Kanonenfutter aufgebraucht: Ukraine will 18-60-jährige Männer aus dem Ausland zurückholen

Der Ukraine gehen die Soldaten aus_ Jetzt sollen Ukrainer aus dem Ausland zurückkommen

Weil die USA/EU/NATO die Ukraine bis zum letzten Ukrainer verteidigen wollen, gehen der Ukraine die wehrfähigen Männer aus. Die Verluste gehen in die Hunderttausende.
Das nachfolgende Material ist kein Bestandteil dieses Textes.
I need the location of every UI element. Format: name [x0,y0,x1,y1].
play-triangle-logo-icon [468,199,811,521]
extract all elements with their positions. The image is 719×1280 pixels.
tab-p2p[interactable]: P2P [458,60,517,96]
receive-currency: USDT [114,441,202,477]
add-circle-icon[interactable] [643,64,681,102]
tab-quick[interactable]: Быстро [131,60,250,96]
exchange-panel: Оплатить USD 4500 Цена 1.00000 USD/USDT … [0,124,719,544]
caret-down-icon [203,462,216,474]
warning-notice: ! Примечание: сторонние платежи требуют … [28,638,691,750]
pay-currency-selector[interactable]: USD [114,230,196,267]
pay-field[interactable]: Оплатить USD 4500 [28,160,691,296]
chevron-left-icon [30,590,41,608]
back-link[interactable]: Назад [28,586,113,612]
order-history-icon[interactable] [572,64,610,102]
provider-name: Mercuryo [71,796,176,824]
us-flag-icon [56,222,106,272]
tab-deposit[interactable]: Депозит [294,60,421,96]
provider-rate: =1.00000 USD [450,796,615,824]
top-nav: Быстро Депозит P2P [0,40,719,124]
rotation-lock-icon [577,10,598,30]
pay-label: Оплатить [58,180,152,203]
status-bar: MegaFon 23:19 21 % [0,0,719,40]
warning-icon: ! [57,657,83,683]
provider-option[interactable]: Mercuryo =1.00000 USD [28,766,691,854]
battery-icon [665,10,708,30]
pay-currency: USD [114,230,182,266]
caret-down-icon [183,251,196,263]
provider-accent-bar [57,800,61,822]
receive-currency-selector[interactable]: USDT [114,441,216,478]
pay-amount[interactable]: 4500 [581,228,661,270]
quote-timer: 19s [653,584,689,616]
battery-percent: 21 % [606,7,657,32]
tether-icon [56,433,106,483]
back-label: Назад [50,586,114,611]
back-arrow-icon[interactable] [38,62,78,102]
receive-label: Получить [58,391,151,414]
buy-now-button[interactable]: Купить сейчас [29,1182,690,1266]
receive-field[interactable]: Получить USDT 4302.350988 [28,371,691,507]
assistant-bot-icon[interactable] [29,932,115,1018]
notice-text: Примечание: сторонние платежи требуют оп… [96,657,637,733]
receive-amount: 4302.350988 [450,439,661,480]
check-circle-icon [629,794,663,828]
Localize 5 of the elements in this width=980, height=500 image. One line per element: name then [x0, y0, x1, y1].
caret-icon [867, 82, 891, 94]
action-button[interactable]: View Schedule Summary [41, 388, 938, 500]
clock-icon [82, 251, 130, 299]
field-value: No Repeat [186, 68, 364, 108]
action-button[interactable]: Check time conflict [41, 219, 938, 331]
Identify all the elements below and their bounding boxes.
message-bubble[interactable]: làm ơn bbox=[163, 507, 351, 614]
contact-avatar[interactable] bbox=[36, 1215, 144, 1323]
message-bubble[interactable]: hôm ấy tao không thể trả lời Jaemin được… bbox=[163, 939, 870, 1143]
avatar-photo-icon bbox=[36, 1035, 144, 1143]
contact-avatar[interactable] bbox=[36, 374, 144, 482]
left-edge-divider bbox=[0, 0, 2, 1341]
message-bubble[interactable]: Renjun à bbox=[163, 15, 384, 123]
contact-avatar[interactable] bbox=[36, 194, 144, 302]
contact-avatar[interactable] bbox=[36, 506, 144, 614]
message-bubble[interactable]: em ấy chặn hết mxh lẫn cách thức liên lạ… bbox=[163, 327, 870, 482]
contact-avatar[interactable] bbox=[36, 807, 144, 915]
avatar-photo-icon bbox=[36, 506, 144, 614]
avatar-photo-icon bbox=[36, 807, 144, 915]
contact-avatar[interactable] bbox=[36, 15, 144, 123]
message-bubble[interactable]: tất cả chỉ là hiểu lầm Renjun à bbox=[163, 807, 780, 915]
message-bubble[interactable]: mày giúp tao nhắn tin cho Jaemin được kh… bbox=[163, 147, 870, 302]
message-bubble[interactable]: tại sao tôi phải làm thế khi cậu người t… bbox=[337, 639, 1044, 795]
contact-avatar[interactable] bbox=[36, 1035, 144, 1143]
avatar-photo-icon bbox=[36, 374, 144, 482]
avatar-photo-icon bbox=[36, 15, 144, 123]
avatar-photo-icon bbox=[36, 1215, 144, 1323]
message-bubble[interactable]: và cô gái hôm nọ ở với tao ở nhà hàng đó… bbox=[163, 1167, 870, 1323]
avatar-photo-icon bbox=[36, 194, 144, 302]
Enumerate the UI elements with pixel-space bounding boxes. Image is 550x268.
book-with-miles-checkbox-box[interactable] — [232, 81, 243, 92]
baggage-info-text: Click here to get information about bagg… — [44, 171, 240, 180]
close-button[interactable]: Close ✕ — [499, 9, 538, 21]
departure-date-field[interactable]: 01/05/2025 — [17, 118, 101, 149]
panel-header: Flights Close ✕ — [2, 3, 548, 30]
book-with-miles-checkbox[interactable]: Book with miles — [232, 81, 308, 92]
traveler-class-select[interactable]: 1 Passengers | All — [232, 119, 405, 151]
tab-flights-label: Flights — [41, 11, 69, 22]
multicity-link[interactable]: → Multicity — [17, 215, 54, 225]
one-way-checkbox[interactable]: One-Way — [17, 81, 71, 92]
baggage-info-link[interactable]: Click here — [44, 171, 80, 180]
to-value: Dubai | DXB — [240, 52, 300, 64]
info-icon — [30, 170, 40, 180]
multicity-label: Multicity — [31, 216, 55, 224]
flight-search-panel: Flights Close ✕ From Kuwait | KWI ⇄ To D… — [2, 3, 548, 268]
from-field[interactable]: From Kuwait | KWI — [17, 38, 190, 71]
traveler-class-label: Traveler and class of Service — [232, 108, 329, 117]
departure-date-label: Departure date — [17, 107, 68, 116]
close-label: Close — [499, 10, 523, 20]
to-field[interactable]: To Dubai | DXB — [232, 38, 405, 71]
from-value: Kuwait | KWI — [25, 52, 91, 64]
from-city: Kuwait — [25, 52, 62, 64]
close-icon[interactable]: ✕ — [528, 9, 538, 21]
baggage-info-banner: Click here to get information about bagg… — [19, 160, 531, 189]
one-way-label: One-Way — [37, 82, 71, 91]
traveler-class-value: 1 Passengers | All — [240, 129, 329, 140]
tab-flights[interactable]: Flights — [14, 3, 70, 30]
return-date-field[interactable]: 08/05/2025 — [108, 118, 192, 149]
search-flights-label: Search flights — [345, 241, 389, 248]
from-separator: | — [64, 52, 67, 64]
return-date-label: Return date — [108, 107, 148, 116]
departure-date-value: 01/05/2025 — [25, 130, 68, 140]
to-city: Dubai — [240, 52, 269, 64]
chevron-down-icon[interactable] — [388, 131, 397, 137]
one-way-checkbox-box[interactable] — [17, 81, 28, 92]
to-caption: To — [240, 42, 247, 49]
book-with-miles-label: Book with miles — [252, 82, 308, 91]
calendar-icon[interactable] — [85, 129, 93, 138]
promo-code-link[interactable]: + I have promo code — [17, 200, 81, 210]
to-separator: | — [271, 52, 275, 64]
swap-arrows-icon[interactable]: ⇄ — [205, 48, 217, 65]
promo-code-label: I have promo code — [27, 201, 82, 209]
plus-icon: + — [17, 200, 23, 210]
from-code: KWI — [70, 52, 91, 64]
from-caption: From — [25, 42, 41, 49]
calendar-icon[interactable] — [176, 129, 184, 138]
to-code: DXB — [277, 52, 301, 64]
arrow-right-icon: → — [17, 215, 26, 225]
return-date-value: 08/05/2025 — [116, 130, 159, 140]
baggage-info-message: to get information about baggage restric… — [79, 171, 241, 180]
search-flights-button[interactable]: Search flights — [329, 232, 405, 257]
Jetzt stellt die Ukraine den im Ausland befindlichen Männern keinen Reisepass mehr aus.

Zbigniew Brzeziński und George Soros hatten es schon in den 1990er Jahren beschrieben, dass Russland mit Soldaten aus Osteuropa bezwungen werden könnte, denn die westlichen NATO-Staaten und vor allem die USA würden es nicht hinnehmen, eigene Verluste an Menschenleben in großer Zahl hinzunehmen [siehe Artikel »Freie Welt«].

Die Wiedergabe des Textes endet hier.